On Tuesday, Garcia outlined a “Women’s Agenda” that includes everything from free City Colleges tuition and student loan forgiveness for “women, immigrants, trades, veterans and adult learners” to advocating for “legislative solutions” that, he claims, would “make child care universal and affordable.”

Without saying what it would cost or how he plans to pay for it, Garcia noted that, “Universal pre-K alone would save Black families over $1.2 billion” each year.

Garcia’s Women’s Agenda also calls for:

• Promoting what he calls “community birthing options” by “allowing licensed certified midwives to practice as primary birth attendants, increasing birth center reimbursements and reducing unnecessary administrative rules.”

• Working with the Chicago Department of Public Health, community health centers and Cook County to eliminate what he calls “pharmacy, contraceptive and health deserts” on Chicago’s South and West sides.

• Increasing capacity at reproductive care facilities to accommodate the surging demand for abortions from pregnant women from out of state and establishing “reproductive health care pilot projects to support innovative approaches and patient-centered collaborations to safeguard patient access to abortions, regardless of residency.”

• Training Chicago Police officers to sensitively handle emergency calls and cases involving gender-based violence and the LGBTQ+ community and requiring “cultural competency training for all public-facing” city employees.

• Providing and distributing “free sanitary products” at the CTA — similar to the distribution of free masks during the pandemic — to address what he calls “period dignity for unhoused women.”

• Appointing a deputy mayor focused on gender equity and narrowing a pay gap has Latinas in Illinois earning an average of 53 cents for every $1 earned by white men, even though 40% of Latinas are the primary earner in their families.
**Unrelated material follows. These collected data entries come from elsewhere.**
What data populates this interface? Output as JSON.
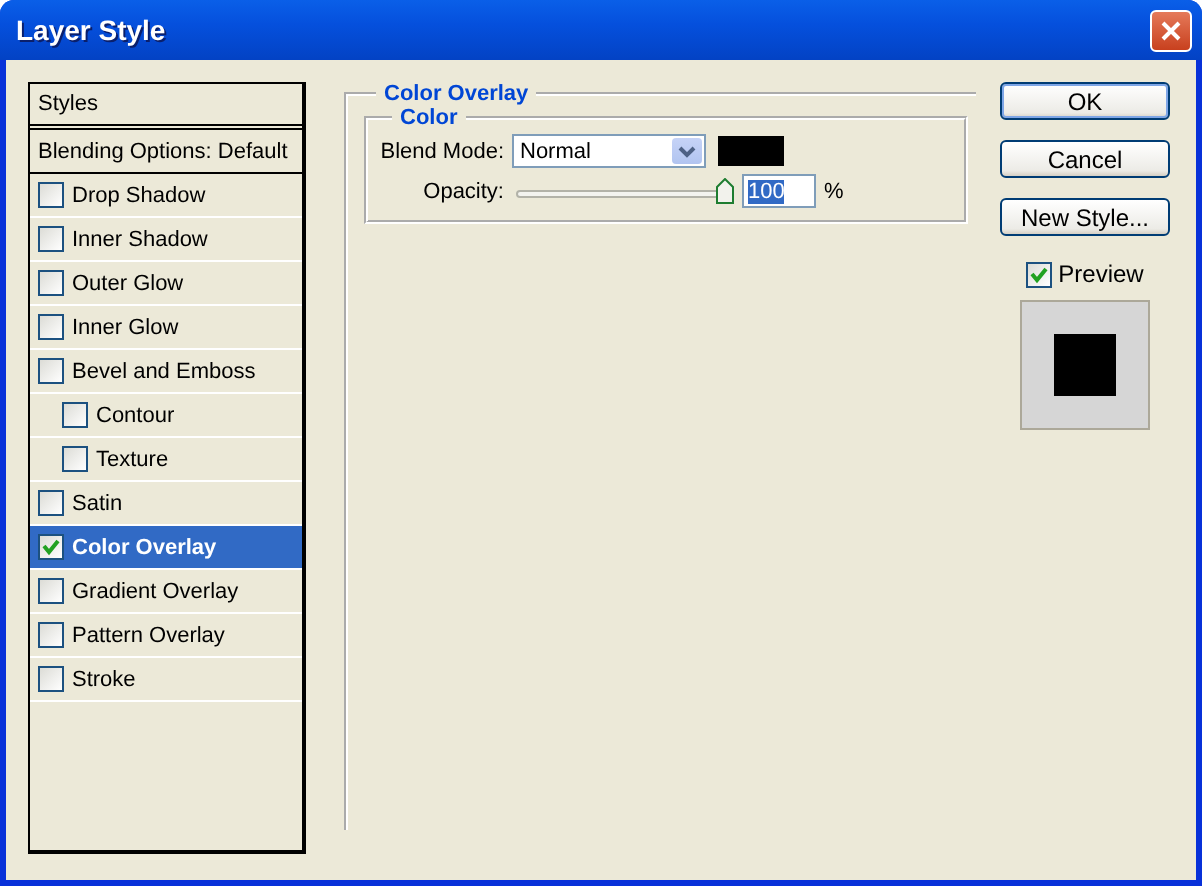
{
  "window": {
    "title": "Layer Style"
  },
  "styles_list": {
    "header": "Styles",
    "blending_options": "Blending Options: Default",
    "items": [
      {
        "label": "Drop Shadow",
        "checked": false,
        "selected": false
      },
      {
        "label": "Inner Shadow",
        "checked": false,
        "selected": false
      },
      {
        "label": "Outer Glow",
        "checked": false,
        "selected": false
      },
      {
        "label": "Inner Glow",
        "checked": false,
        "selected": false
      },
      {
        "label": "Bevel and Emboss",
        "checked": false,
        "selected": false,
        "children": [
          {
            "label": "Contour",
            "checked": false,
            "selected": false
          },
          {
            "label": "Texture",
            "checked": false,
            "selected": false
          }
        ]
      },
      {
        "label": "Satin",
        "checked": false,
        "selected": false
      },
      {
        "label": "Color Overlay",
        "checked": true,
        "selected": true
      },
      {
        "label": "Gradient Overlay",
        "checked": false,
        "selected": false
      },
      {
        "label": "Pattern Overlay",
        "checked": false,
        "selected": false
      },
      {
        "label": "Stroke",
        "checked": false,
        "selected": false
      }
    ]
  },
  "panel": {
    "title": "Color Overlay",
    "group": {
      "title": "Color",
      "blend_mode_label": "Blend Mode:",
      "blend_mode": "Normal",
      "color": "#000000",
      "opacity_label": "Opacity:",
      "opacity": {
        "level": 1.0,
        "value": "100",
        "unit": "%"
      }
    }
  },
  "buttons": [
    "OK",
    "Cancel",
    "New Style..."
  ],
  "preview": {
    "label": "Preview",
    "checked": true
  }
}
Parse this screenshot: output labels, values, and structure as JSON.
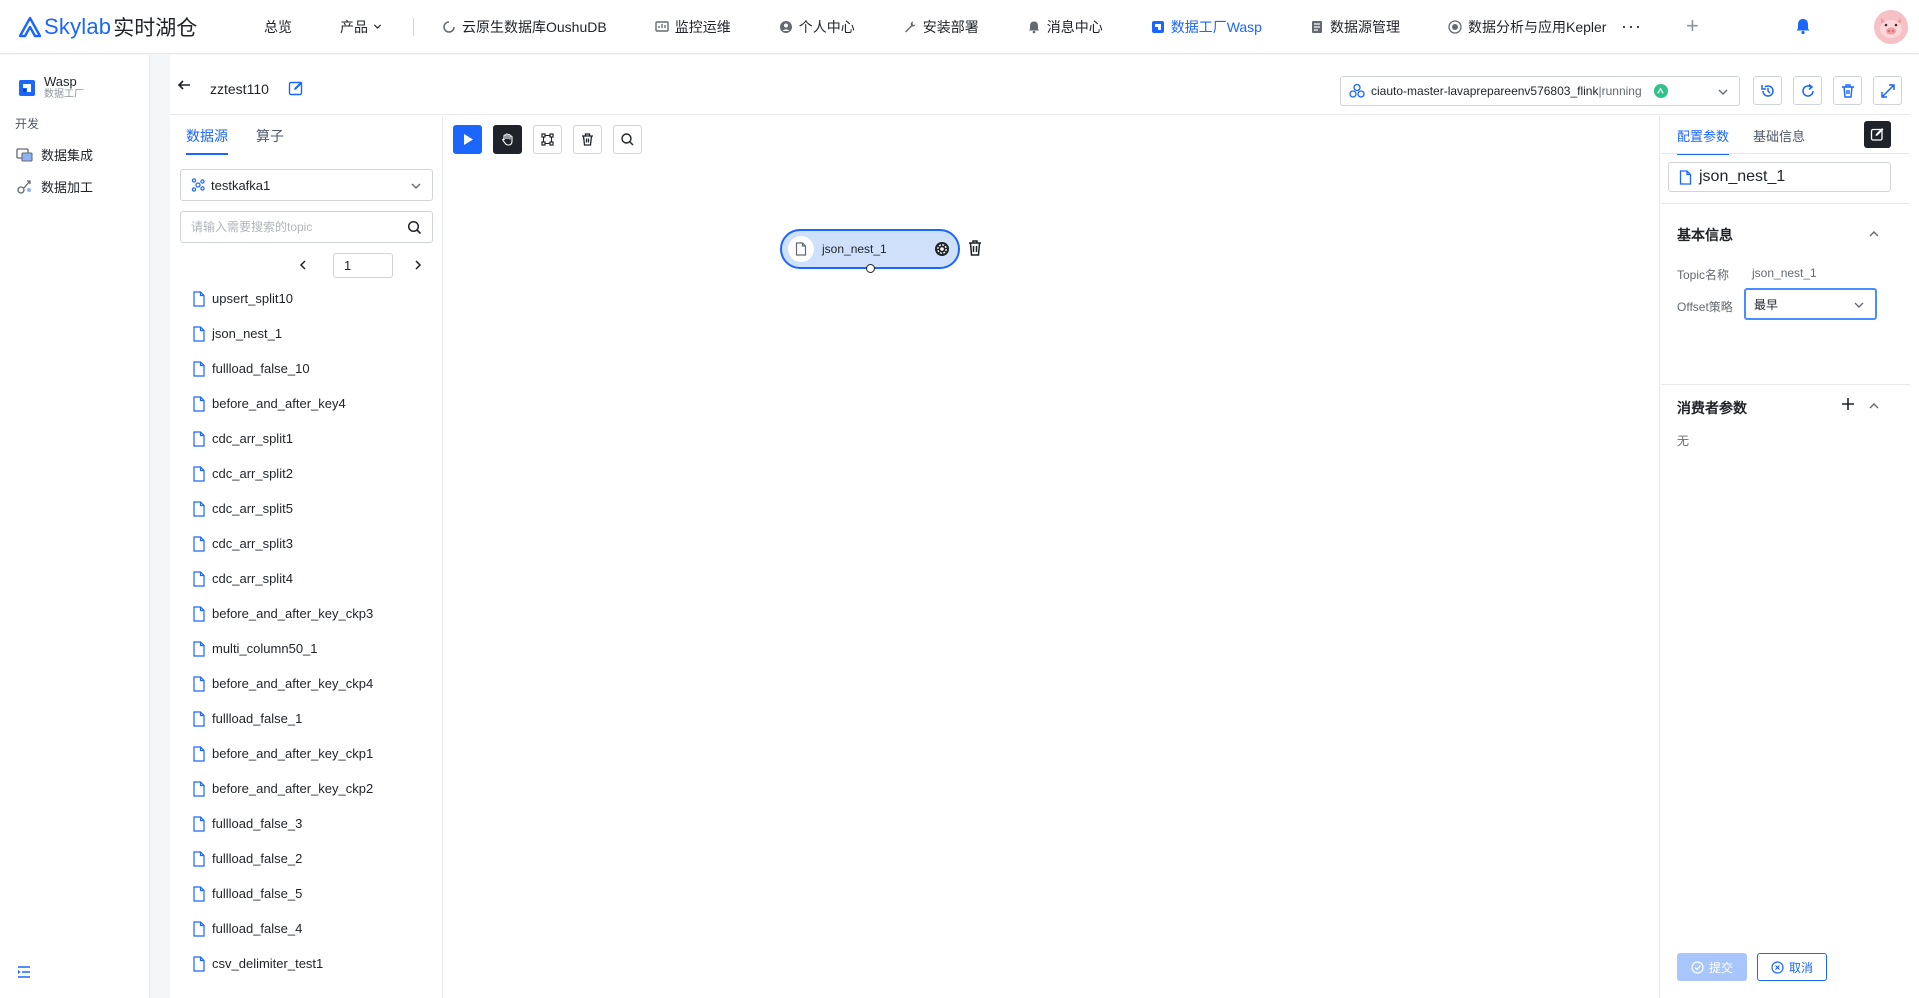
{
  "brand": {
    "name": "Skylab",
    "name_cn": "实时湖仓"
  },
  "nav": {
    "items": [
      {
        "label": "总览"
      },
      {
        "label": "产品"
      },
      {
        "label": "云原生数据库OushuDB"
      },
      {
        "label": "监控运维"
      },
      {
        "label": "个人中心"
      },
      {
        "label": "安装部署"
      },
      {
        "label": "消息中心"
      },
      {
        "label": "数据工厂Wasp"
      },
      {
        "label": "数据源管理"
      },
      {
        "label": "数据分析与应用Kepler"
      }
    ],
    "more": "···",
    "add": "+"
  },
  "sidebar": {
    "app_title": "Wasp",
    "app_subtitle": "数据工厂",
    "group": "开发",
    "items": [
      {
        "label": "数据集成"
      },
      {
        "label": "数据加工"
      }
    ]
  },
  "job": {
    "name": "zztest110"
  },
  "cluster": {
    "name": "ciauto-master-lavaprepareenv576803_flink",
    "status": "running"
  },
  "source_panel": {
    "tabs": [
      {
        "label": "数据源"
      },
      {
        "label": "算子"
      }
    ],
    "kafka_source": "testkafka1",
    "search_placeholder": "请输入需要搜索的topic",
    "page": "1",
    "topics": [
      "upsert_split10",
      "json_nest_1",
      "fullload_false_10",
      "before_and_after_key4",
      "cdc_arr_split1",
      "cdc_arr_split2",
      "cdc_arr_split5",
      "cdc_arr_split3",
      "cdc_arr_split4",
      "before_and_after_key_ckp3",
      "multi_column50_1",
      "before_and_after_key_ckp4",
      "fullload_false_1",
      "before_and_after_key_ckp1",
      "before_and_after_key_ckp2",
      "fullload_false_3",
      "fullload_false_2",
      "fullload_false_5",
      "fullload_false_4",
      "csv_delimiter_test1"
    ]
  },
  "canvas": {
    "node_label": "json_nest_1"
  },
  "config": {
    "tabs": [
      {
        "label": "配置参数"
      },
      {
        "label": "基础信息"
      }
    ],
    "node_name": "json_nest_1",
    "basic_title": "基本信息",
    "topic_label": "Topic名称",
    "topic_value": "json_nest_1",
    "offset_label": "Offset策略",
    "offset_value": "最早",
    "consumer_title": "消费者参数",
    "consumer_empty": "无",
    "submit_label": "提交",
    "cancel_label": "取消"
  },
  "colors": {
    "primary": "#1a66ff",
    "running": "#2fc28a",
    "dark": "#1f2329"
  }
}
• Committing to “gender parity,” including members of the LGBTQ+ community, at City Hall and at all agencies of local government and the boards and commissions that oversee them.
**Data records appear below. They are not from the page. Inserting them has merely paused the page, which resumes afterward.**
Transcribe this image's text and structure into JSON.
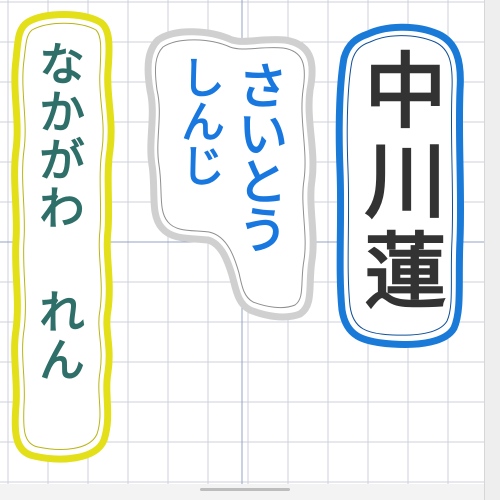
{
  "colors": {
    "background": "#ffffff",
    "grid": "#ccd1db",
    "grid_center": "#93a3c4",
    "scrollbar": "#d9d9d9",
    "bottom_bar": "#e6e6e6"
  },
  "patches": [
    {
      "name": "nakagawa-ren-patch",
      "text": "なかがわ れん",
      "text_color": "#2f6f69",
      "border_color": "#e3e01a",
      "border_type": "yellow-satin",
      "kind": "hiragana"
    },
    {
      "name": "saito-shinji-patch",
      "text_column_1": "さいとう",
      "text_column_2": "しんじ",
      "text_color": "#1878e0",
      "border_color": "#d0d0d0",
      "kind": "hiragana"
    },
    {
      "name": "nakagawa-ren-kanji-patch",
      "text": "中川蓮",
      "text_color": "#333333",
      "border_color": "#1a7ad8",
      "kind": "kanji"
    }
  ]
}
The Lightfoot campaign accused Garcia of parroting the mayor’s ideas for the second time in less than a week.

“After years of tethering himself to Me-Too magnet Michael Madigan, copycat Chuy Garcia decided to release a plan to ease the plight of women in Chicago — much of which was lifted from our woman mayor’s policy accomplishments,” campaign spokesperson Hannah Goss was quoted in a statement.
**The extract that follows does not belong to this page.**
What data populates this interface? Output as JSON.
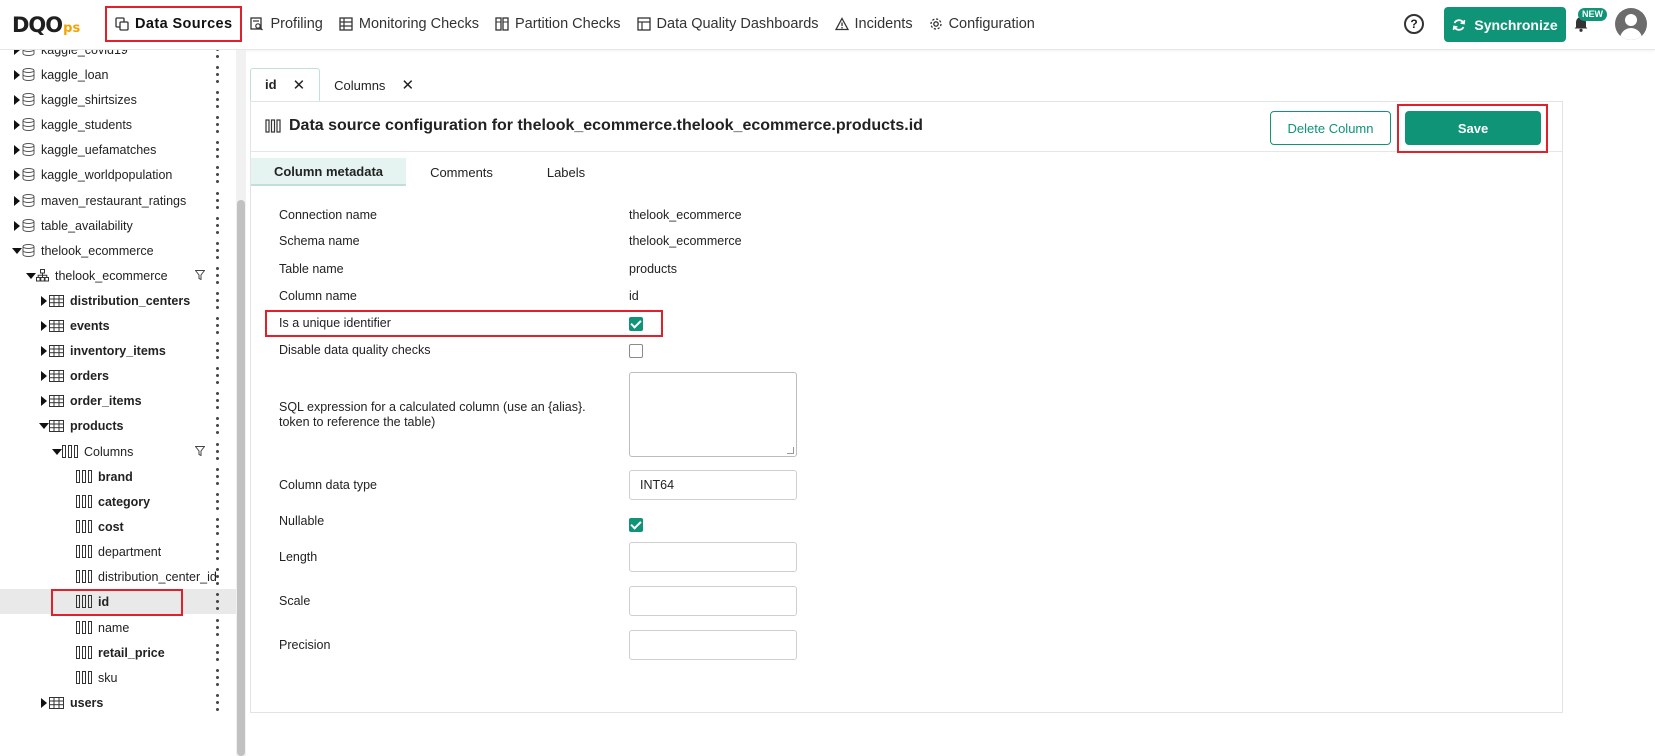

Accusing Garcia of similarly mimicking the mayor’s anti-violence plan, Goss said, “Instead of trying to pass off the mayor’s policy agenda as his own, perhaps the cngressman should join in the work she is already doing to support women across this city.”

Throughout her first term as mayor, Lightfoot proudly maintained an all-female financial team that includes Chief Financial Officer Jennie Huang Bennett, Budget Director Susie Park and Comptroller Reshma Soni. She has appointed more women to leadership positions than any other mayor in recent history.

Last summer, Lightfoot vowed to expand paid parental leave for city employees, conduct a continuous “pay equity audit” and challenged the private sector to do the same to remedy a pandemic-driven “she-cession” that’s had a disproportionate impact on women of color.

She subsequently granted 12 weeks of paid parental leave to all 32,000 city employees but has been accused by the Chicago Teachers Union of rescinding a similar promise to teachers and school employees.

Her $16.4 billion 2023 budget includes $3 million for reproductive services tied to the influx of women descending on Chicago seeking abortions outlawed in their home states.